The new section 602.5 of the Illinois Marriage and Dissolution of Marriage Act states that “significant decision-making responsibilities” must be allocated to one or both parents. This was referred to as “joint custody” or “sole custody” in the previous version of the IMDMA. The new section 602.5 is similar to the old one in that the court is to consider the child’s best interests when allocating decision-making responsibilities. This statute section then lists fifteen specific best interest factors as well as a catchall of “any other factor that the court expressly finds to be relevant.” Note that the court is not REQUIRED to allocate any decision-making responsibilities to a parent. In other words, a parent is not guaranteed any decision-making responsibilities; he or she could walk away from a divorce with no significant decision-making responsibilities whatsoever.
Section 602.5 sets forth four significant decision-making issues for parents and courts to address:
1) Education - This includes choice of school and tutors.
2) Health – This includes medical, dental, psychological needs and treatments. However, the statute does not specifically refer to optical or orthodontic needs and treatments. It may be a wise decision for a parent to ask that these be set forth in a written agreement or judge’s decision.
3) Religion – The court is to consider any express or implied agreement between the parents and the parents’ past conduct pertaining to the children attending church or church activities. Note, though, the statute states that the court shall not allocate any aspect of child’s religious upbringing if it determines that there is no express or implied agreement or no previous course of conduct. So, if a parent decides during divorce proceedings that their child should be raised in a particular religion, but the parent had previously never expressed that intent, and the child never attended church or church activities, at trial, a judge may decide that the parent is NOT allocated any decision-making responsibility for the child’s religious upbringing.
4) Extracurricular Activities – This issue is often a point of contention with parents following divorce. One parent may argue that the other enrolls the child in activities during his or her parenting time, that the child is enrolled in too many activities, and/or that the activities are too expensive. Stating specifically who has the authority to make these decisions may diminish future issues between the parents. The parents should also request that any agreement or judge’s decision state a limit on the number of extracurricular activities a child may participate in per school year or per season, as well as a limit on the out of pocket cost for each parent.

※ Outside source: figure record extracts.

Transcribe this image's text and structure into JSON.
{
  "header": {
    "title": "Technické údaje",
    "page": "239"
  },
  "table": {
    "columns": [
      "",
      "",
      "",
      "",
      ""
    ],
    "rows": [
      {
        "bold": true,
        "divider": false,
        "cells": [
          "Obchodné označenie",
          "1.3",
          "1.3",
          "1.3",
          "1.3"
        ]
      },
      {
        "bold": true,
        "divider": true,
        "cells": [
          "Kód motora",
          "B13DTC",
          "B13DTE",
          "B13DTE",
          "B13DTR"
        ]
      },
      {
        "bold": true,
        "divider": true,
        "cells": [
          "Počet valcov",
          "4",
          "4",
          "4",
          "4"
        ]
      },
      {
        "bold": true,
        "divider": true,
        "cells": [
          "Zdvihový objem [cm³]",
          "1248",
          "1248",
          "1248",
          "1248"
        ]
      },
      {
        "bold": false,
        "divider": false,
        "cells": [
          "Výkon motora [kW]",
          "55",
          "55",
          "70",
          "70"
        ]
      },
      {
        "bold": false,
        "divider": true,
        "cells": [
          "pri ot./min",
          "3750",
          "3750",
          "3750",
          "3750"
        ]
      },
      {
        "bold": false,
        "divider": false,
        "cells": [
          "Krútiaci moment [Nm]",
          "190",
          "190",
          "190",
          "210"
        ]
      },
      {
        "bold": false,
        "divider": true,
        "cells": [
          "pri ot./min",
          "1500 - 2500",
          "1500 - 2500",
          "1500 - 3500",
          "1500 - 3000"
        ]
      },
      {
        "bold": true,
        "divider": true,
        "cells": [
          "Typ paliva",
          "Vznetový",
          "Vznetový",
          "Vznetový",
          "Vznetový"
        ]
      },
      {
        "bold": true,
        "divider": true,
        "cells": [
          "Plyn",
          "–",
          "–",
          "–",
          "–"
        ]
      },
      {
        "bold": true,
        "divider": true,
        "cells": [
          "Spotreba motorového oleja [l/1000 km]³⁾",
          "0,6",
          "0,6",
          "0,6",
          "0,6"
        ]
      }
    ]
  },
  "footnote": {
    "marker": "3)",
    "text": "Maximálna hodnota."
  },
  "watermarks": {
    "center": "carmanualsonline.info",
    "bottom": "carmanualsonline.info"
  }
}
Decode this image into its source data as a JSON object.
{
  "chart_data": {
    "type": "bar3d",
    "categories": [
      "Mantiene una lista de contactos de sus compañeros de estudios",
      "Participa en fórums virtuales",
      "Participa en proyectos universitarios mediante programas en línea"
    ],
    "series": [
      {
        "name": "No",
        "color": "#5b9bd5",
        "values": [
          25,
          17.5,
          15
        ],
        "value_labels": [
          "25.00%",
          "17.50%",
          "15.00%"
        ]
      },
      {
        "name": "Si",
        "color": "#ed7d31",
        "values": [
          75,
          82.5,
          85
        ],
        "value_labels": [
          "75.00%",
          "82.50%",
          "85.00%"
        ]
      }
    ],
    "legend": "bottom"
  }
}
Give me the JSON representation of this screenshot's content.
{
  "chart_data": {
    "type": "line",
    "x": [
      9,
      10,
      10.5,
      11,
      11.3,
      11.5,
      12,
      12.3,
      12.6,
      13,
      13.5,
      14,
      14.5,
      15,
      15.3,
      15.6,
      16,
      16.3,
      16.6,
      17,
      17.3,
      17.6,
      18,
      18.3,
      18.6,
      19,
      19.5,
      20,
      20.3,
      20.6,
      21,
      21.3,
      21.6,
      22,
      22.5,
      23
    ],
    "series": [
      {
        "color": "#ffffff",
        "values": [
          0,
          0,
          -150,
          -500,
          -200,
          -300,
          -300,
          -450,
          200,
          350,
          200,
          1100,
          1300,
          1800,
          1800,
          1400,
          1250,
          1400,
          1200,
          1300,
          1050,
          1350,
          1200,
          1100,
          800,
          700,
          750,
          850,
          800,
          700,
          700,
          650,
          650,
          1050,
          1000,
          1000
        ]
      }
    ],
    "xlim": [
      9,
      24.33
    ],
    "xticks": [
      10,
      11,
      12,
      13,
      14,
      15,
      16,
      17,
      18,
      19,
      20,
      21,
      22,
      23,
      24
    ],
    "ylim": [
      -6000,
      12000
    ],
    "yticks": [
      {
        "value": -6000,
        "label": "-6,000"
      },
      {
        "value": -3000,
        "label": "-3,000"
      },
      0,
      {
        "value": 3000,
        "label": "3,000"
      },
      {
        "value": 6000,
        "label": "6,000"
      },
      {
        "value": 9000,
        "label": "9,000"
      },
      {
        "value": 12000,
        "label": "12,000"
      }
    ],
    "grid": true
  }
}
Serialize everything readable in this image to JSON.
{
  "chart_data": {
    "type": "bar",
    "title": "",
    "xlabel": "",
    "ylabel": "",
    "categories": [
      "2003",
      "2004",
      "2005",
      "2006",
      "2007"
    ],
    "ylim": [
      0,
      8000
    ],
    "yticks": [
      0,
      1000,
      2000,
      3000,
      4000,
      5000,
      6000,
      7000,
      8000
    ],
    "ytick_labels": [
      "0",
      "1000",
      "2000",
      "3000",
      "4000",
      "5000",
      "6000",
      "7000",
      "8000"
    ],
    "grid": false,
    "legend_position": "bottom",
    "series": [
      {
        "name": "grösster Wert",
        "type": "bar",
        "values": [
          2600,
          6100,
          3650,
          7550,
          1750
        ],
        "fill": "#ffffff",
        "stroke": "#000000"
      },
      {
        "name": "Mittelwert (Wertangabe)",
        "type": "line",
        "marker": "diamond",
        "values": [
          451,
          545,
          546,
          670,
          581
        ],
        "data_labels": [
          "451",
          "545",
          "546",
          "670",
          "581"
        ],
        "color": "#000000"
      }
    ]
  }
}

The four above-mentioned decision-responsibilities are not finite. The statute says that the responsibilities include those four, but are not limited to just those four. Another decision-making responsibility to be allocated to one or both parents may be childcare. This could include the decision of a childcare provider whether it be an in-home nanny, a daycare facility, a family member, etc. and what kind of research and investigation is done in order to make that choice. Other decision-making responsibilities may be fact-specific depending on a child’s needs. For example, if a child requires the services of an occupational therapist or physical therapist for developmental delays, one parent may be designated as the decision-maker for choosing the providers and creating a therapy schedule. If a child has extreme allergies or dietary restrictions, one parent may be designated as the decision-maker for setting the child’s diet, choosing a nutritionist or dietician, and/or purchasing food. If you as a parent feel that some issue in your child’s life is significant, and you want the power to make decisions about that issue, or share in making those decisions with your ex-spouse, make sure to discuss that with your lawyer.